Now, about the whole vampire and werewolf business. I'm sure you humans are scoffing and skeptic. Well, guess what? I don't care. The only reason I'm writing this stupid book is because it's a way for me to vent about how much my life currently sucks ass. And I'm sure all the actual vampires and werewolves, etc. out there are going, "What the hell?! You can't just tell the humans about us!" But, you see, the thing is, you (the human reading this) are going to read this book, possibly wish for there to be amazing creatures like us, and then forget about it. I mean, this is a book! Who actually believes what happens in Fantasy/Science Fiction books is actually true?! OK, so maybe your crazy Uncle Steve, but other than that, no one!
So, I suppose you're wondering why me saving the vampire's life was so bad. Well, vampires and werewolves have hated each other for centuries, have killed each other, and are natural born enemies. But details, details. So now, the question is, why the hell did you do it?! Well, I was only twelve at the time. He was just a kid like me, and my pack was going to kill him. I just couldn't understand why, and so, I helped him escape from my pack, who was going to kill him. Now, for those of you who still don't understand the horror of my actions, let me explain. Your pack is your family. You don't betray them. You don't disobey the alpha dog's orders. You do as you're told. Always. Imagine if America had captured a major Iraqi terrorist. And you let him go. Yeah, that's how serious it was.
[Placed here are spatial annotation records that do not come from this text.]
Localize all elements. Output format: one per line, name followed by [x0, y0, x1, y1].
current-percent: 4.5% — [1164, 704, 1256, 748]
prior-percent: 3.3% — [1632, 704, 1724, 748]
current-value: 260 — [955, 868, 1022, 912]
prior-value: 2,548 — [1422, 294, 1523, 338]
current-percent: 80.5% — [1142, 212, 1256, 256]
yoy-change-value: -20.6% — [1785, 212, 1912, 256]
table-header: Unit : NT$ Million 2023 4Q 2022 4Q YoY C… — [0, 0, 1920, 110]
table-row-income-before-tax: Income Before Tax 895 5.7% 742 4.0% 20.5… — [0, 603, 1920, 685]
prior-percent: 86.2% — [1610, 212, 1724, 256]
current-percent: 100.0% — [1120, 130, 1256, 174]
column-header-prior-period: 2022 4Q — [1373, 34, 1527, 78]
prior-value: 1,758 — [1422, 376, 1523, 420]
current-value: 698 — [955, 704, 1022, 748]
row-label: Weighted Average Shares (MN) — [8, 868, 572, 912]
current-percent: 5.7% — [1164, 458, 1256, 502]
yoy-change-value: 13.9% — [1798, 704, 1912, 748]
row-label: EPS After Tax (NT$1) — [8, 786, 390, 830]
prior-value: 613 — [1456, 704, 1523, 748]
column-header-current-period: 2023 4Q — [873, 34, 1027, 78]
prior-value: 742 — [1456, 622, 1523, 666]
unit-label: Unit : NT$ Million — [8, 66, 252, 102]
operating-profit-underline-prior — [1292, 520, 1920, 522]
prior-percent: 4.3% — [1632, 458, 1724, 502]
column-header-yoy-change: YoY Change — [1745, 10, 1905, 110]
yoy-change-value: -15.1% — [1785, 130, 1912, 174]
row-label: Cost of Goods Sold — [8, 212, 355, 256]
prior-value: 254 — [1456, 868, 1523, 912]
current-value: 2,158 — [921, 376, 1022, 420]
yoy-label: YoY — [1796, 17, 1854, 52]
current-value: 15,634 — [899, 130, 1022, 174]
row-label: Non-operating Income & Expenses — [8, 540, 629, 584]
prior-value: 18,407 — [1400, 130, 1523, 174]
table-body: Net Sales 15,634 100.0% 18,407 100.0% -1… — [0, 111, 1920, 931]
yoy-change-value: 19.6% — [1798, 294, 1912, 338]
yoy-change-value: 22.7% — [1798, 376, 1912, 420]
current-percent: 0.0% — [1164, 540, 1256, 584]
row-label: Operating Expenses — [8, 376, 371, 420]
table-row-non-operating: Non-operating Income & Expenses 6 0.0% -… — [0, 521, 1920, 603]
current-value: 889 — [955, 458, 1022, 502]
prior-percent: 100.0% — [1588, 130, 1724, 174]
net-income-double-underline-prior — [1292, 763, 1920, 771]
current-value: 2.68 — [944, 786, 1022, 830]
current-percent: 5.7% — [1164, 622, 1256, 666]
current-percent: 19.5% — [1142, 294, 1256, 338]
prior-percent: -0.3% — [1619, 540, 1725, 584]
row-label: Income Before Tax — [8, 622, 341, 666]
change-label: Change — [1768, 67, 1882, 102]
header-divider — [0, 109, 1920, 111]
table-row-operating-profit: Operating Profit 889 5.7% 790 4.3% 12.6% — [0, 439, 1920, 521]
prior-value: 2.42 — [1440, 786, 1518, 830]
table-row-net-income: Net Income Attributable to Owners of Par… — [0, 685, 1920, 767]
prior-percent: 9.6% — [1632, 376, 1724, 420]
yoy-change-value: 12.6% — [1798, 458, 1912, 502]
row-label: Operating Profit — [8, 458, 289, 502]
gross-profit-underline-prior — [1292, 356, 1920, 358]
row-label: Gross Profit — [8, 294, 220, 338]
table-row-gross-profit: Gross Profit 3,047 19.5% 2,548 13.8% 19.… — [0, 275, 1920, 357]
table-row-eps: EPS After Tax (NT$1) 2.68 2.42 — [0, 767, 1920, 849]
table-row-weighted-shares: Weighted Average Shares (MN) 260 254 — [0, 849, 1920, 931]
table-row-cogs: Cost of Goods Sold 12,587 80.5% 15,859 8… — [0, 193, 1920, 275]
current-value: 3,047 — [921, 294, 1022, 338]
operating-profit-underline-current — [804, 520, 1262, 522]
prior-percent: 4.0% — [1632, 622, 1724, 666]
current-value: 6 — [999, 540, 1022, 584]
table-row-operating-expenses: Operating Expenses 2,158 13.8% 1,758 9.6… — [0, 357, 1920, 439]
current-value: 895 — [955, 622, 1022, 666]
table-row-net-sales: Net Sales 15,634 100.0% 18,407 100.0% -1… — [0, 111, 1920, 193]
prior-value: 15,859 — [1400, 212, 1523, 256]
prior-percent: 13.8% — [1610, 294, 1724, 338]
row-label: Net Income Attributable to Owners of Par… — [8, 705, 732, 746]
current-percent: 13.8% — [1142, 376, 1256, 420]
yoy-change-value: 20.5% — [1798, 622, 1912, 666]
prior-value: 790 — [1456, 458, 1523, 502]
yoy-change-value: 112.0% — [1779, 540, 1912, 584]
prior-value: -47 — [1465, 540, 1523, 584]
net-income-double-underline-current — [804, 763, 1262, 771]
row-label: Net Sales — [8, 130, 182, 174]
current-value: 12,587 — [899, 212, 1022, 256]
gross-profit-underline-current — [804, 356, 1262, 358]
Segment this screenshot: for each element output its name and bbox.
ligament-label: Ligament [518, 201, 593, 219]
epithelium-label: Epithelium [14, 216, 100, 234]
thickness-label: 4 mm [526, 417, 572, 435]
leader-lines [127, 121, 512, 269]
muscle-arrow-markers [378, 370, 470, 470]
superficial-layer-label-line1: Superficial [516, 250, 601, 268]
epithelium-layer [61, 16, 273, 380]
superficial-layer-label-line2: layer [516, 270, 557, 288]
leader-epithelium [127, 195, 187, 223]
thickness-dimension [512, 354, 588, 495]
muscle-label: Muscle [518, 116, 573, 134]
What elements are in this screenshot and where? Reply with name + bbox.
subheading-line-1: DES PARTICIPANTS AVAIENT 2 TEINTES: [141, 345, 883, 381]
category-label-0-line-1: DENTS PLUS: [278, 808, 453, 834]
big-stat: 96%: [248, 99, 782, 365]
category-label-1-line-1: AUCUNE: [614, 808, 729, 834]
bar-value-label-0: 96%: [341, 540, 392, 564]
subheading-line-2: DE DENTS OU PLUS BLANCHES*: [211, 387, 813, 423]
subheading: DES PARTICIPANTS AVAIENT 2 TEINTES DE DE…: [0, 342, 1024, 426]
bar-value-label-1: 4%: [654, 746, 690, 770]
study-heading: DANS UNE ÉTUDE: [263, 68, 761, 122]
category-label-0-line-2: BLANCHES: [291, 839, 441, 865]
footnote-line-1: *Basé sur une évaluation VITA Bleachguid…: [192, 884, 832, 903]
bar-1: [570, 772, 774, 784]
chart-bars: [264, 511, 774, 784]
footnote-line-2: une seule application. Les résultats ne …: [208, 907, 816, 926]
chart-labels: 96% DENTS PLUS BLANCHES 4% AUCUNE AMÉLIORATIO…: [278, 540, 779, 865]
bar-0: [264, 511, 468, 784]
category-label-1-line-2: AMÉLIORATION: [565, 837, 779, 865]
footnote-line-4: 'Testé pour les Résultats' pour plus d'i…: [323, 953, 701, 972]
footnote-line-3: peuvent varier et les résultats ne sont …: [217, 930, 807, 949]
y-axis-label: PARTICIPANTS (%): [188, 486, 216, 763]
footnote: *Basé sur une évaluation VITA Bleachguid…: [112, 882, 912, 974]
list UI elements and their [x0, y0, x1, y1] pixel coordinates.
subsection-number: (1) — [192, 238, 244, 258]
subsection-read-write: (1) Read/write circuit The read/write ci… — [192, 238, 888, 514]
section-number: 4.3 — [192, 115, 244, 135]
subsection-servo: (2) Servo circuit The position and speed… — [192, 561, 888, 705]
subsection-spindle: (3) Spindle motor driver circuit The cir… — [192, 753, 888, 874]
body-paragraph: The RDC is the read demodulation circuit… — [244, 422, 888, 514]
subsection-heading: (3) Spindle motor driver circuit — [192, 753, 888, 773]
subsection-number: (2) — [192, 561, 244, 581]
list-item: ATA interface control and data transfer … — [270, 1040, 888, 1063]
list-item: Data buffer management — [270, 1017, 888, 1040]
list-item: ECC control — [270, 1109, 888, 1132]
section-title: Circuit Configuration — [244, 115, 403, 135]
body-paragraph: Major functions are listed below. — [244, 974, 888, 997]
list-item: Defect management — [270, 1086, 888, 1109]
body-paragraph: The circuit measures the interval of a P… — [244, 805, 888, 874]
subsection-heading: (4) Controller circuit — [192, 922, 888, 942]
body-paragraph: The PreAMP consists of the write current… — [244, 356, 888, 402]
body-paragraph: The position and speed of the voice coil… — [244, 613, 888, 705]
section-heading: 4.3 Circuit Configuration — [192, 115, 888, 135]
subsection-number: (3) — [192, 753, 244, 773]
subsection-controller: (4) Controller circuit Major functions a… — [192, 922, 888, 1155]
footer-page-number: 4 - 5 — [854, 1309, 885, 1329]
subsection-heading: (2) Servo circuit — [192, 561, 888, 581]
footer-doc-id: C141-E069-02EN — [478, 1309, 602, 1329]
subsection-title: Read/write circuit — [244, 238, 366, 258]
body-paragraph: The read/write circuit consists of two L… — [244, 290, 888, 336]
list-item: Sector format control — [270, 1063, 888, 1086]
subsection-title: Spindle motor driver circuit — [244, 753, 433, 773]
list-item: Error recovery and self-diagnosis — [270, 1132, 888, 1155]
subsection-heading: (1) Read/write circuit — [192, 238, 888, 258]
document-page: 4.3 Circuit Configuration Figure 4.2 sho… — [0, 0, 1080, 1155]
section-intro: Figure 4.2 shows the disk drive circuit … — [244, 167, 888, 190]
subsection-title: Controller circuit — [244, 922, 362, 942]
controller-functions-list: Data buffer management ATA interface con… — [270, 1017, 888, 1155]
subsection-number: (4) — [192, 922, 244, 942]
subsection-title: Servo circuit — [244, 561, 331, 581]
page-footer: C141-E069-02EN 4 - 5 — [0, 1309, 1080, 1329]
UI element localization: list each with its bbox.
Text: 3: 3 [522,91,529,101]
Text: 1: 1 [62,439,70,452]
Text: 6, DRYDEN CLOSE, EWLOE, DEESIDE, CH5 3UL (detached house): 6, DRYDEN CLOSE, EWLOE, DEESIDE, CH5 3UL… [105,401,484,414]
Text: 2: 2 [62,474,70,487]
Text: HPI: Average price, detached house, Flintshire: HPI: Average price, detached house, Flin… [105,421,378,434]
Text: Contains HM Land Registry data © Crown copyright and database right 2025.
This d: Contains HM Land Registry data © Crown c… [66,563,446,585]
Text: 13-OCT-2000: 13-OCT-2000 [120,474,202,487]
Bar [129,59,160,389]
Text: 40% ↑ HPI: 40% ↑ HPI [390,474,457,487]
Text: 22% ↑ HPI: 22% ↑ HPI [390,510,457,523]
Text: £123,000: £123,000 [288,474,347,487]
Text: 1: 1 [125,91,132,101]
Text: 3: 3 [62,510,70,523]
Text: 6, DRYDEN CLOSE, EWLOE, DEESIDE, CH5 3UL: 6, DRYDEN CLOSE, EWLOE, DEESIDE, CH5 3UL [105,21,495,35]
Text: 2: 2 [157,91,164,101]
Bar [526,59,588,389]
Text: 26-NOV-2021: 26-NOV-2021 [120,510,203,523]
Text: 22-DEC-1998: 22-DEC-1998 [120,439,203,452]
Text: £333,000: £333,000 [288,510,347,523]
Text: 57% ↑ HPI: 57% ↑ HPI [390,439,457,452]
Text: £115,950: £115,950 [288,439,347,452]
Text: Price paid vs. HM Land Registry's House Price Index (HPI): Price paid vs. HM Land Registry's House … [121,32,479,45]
But the thing is, he wasn't trying to hurt anyone. He was actually trying to save me. You see, I had accidentally wandered into the path of a werewolf that I had particularly pissed off lately, (I have a big mouth) and we got in a fight. I barely escaped. Not that I ran away. It was simply a temporary, tactical retreat. He found me, and was trying to help me, when a member of my pack found us. He immediately assumed that the vampire had done this to me. And so, he captured him. In my weakened state, I could do nothing to help, and my protests were ignored because he thought I was delusional. When I recovered, my protests were again ignored, this time blamed as one of the vampires additional talents. (In addition to the fangs, speed, strength, etc. all vampires naturally have, to keep up with us werewolves, they have to have additional talents. I only have one because I'm a prodigy. I am! Oh, quit laughing and just read the story!) So I had no choice but to take matters into my own hands. And so, I was caught, (he did escape though) and banished. So now I must mingle with humans. And that includes human schools. Joy.
Now, that wouldn't be so bad if it weren't for that fact that if you piss a werewolf off, he or she will transform, and then rip you to shreds. Literally. And unfortunately, I have a very short temper. Now, if that weren't bad enough, I believe I already told you that I have an addition "talent" as well. My "talent" is my eyes. Not only can they measure distances at a glance, (good for chasing prey) observe every detail, (good for deciding how to attack prey-oh, and I can usually tell when someone's lying) I can also...taste people's mind. That's the best I can do to describe it. I know when someone's happy, sad, jealous, or afraid, and I usually know what they're afraid, etc. of. But even worse, well, you've heard of the evil eye right? Well, mine is like, a hundred times worse. It paralyzes it's victims and can actually bring their worst nightmares to life inside their mind. I have literally ripped apart someone's mind before. Let me tell you, a strong man/werewolf in a corner, with his legs drawn up to his chest, rocking back and forth, muttering incoherently, and sucking his thumb is not a pretty sight.
And I have to deal with this every friggin' day of my life. Joy.